In a small rural town in Maine, Pastor Seth Parker (Phillips H. Lord, Counterspy Meets Scotland Yard) is famous for helping the needy. Parker focuses mostly on the problems of a runaway kid (Frankie Darro, Wild Boys of the Road) taken in by Parker and a young woman’s (Bette Davis) difficult relationship with her brutish father.
Reaction & Thoughts:
“Pa’ isn’t fair and I’m going anyway.”
Way Back Home is based on a popular radio show of the era. The film’s lead actor, Phillips H. Lord, was a radio personality who became famous thanks to his “Seth Parker Show.” Producer Pandro S. Berman (Alice Adams and Stage Door) wanted to cash in on the popularity of the radio show, but he quickly found out that radio fame doesn’t necessarily translate into movie stardom — the film was a notorious box-office failure.
Directed by William A. Seiter (You Were Never Lovelier), the film’s homespun-humor and overly sentimental tone were ridiculed by critics. In addition, the same audience that had made Lord a household name across the country stayed home.

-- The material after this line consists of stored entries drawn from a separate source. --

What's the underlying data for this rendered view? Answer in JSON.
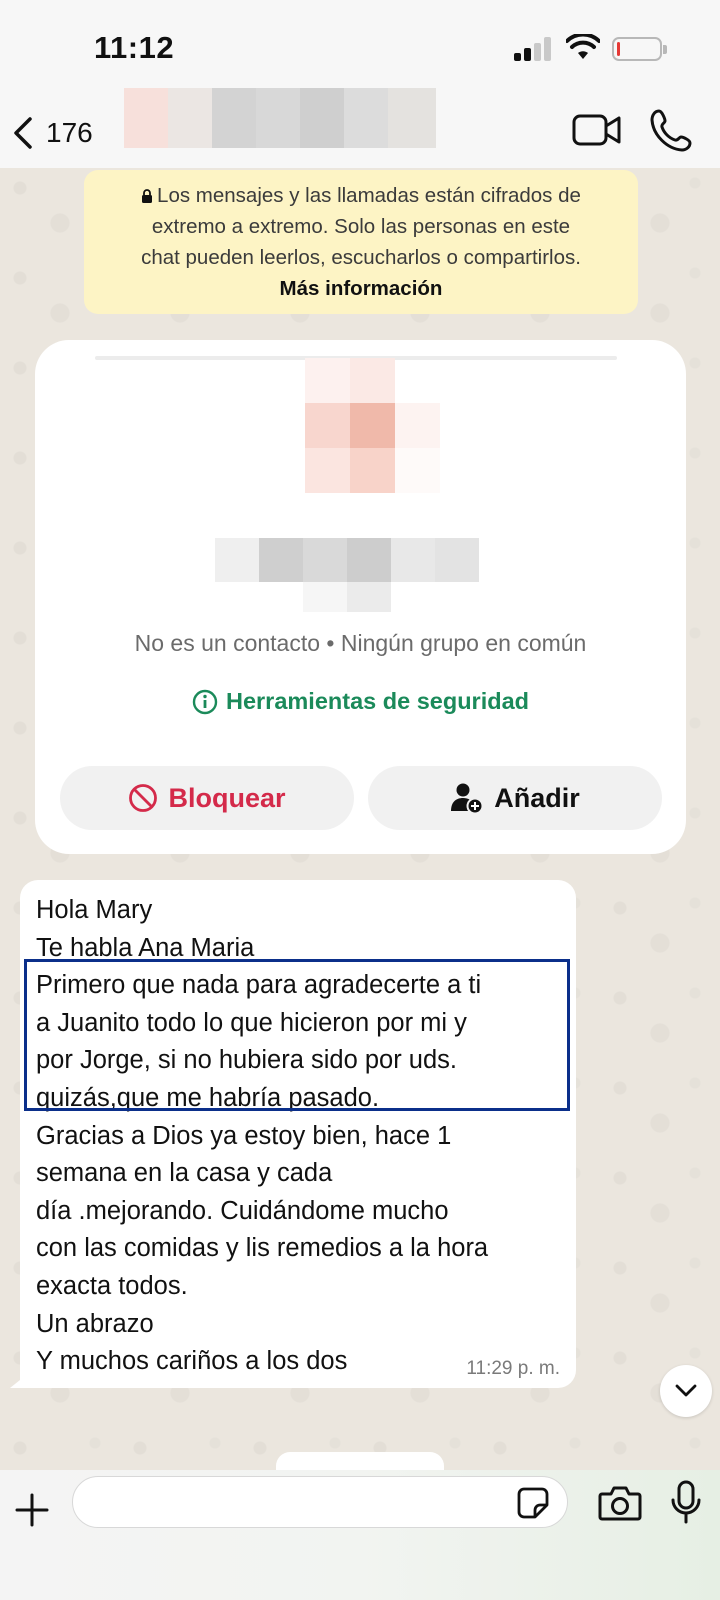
{
  "status_bar": {
    "time": "11:12"
  },
  "header": {
    "back_count": "176"
  },
  "encryption_notice": {
    "line1": "Los mensajes y las llamadas están cifrados de",
    "line2": "extremo a extremo. Solo las personas en este",
    "line3": "chat pueden leerlos, escucharlos o compartirlos.",
    "more_info": "Más información"
  },
  "contact_card": {
    "info": "No es un contacto • Ningún grupo en común",
    "safety_tools": "Herramientas de seguridad",
    "block_label": "Bloquear",
    "add_label": "Añadir"
  },
  "message": {
    "lines": [
      "Hola Mary",
      "Te habla Ana Maria",
      "Primero que nada para agradecerte a ti",
      "a Juanito todo lo que hicieron por mi y",
      "por Jorge, si no hubiera sido por uds.",
      "quizás,que me habría pasado.",
      "Gracias a Dios ya estoy bien, hace 1",
      "semana en la casa y cada",
      "día .mejorando. Cuidándome mucho",
      "con las comidas y lis remedios a la hora",
      "exacta todos.",
      "Un abrazo",
      "Y muchos cariños a los dos"
    ],
    "time": "11:29 p. m."
  },
  "input": {
    "value": "",
    "placeholder": ""
  },
  "colors": {
    "accent_green": "#1b8a5a",
    "block_red": "#d42a4a",
    "highlight_border": "#0b2f8a",
    "notice_bg": "#fdf4c5"
  }
}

Bette Davis is the main reason to watch the movie. It’s her fourth feature-length film and while her role is not much of a challenge (it’s a typical 1930s ingénue role), Davis has plenty of scenes and she’s photographed well. Davis always spoke highly of the experience and was happy with the movie and her performance.
Davis comes off better than the folksy Lord, who has obvious problems toning down his character for the camera. Unfortunately, the movie’s failure at the box office emphasized the idea that Davis was not movie star material. The cast also includes Frank Albertson (It’s a Wonderful Life) and Stanley Fields (Island of Lost Souls).

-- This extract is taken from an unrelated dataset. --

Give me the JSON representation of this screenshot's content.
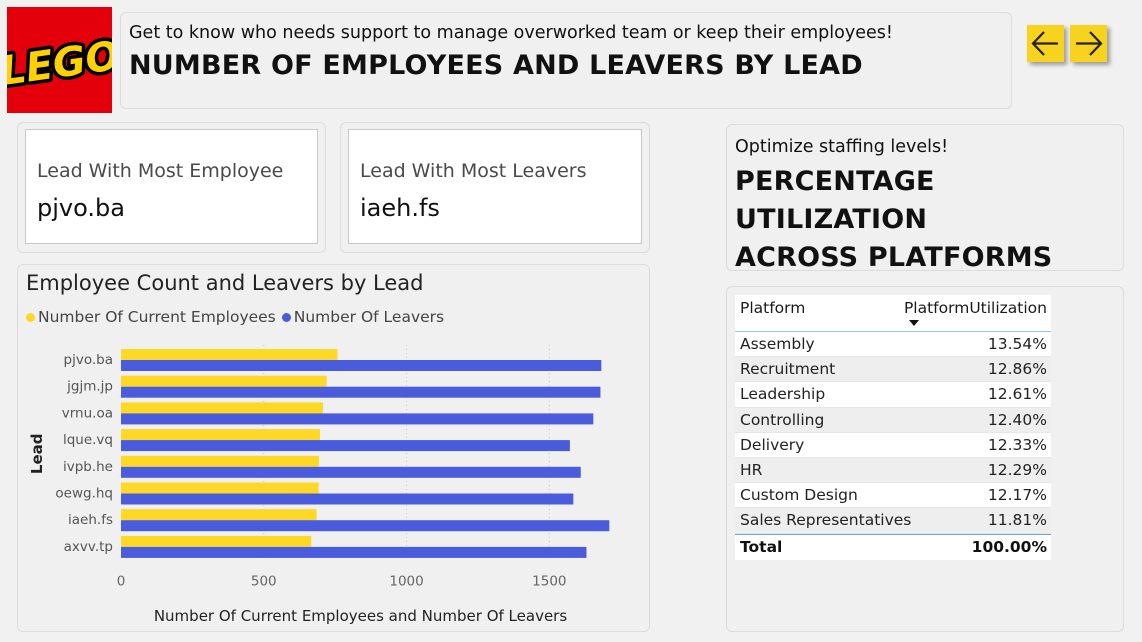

Oscar-winning composer Max Steiner (The Informer and Since You Went Away) wrote the music score. This is the beginning of his long association with Davis. Steiner wrote the score for Davis’s biggest hits at Warner Bros.: Jezebel (1938), Dark Victory (1939), The Letter (1940), Now, Voyager (1942), A Stolen Life (1946), etc.
Conclusions & Final Thoughts:
Way Back Home is cheap entertainment combined with a bit of shameless manipulation. Today, the film’s sugary tone is hard on the teeth, but its constant glorification of conservative values might appeal to Christian viewers. Bette Davis is lovely in one of her best early roles. B&W, 81 minutes, Not Rated.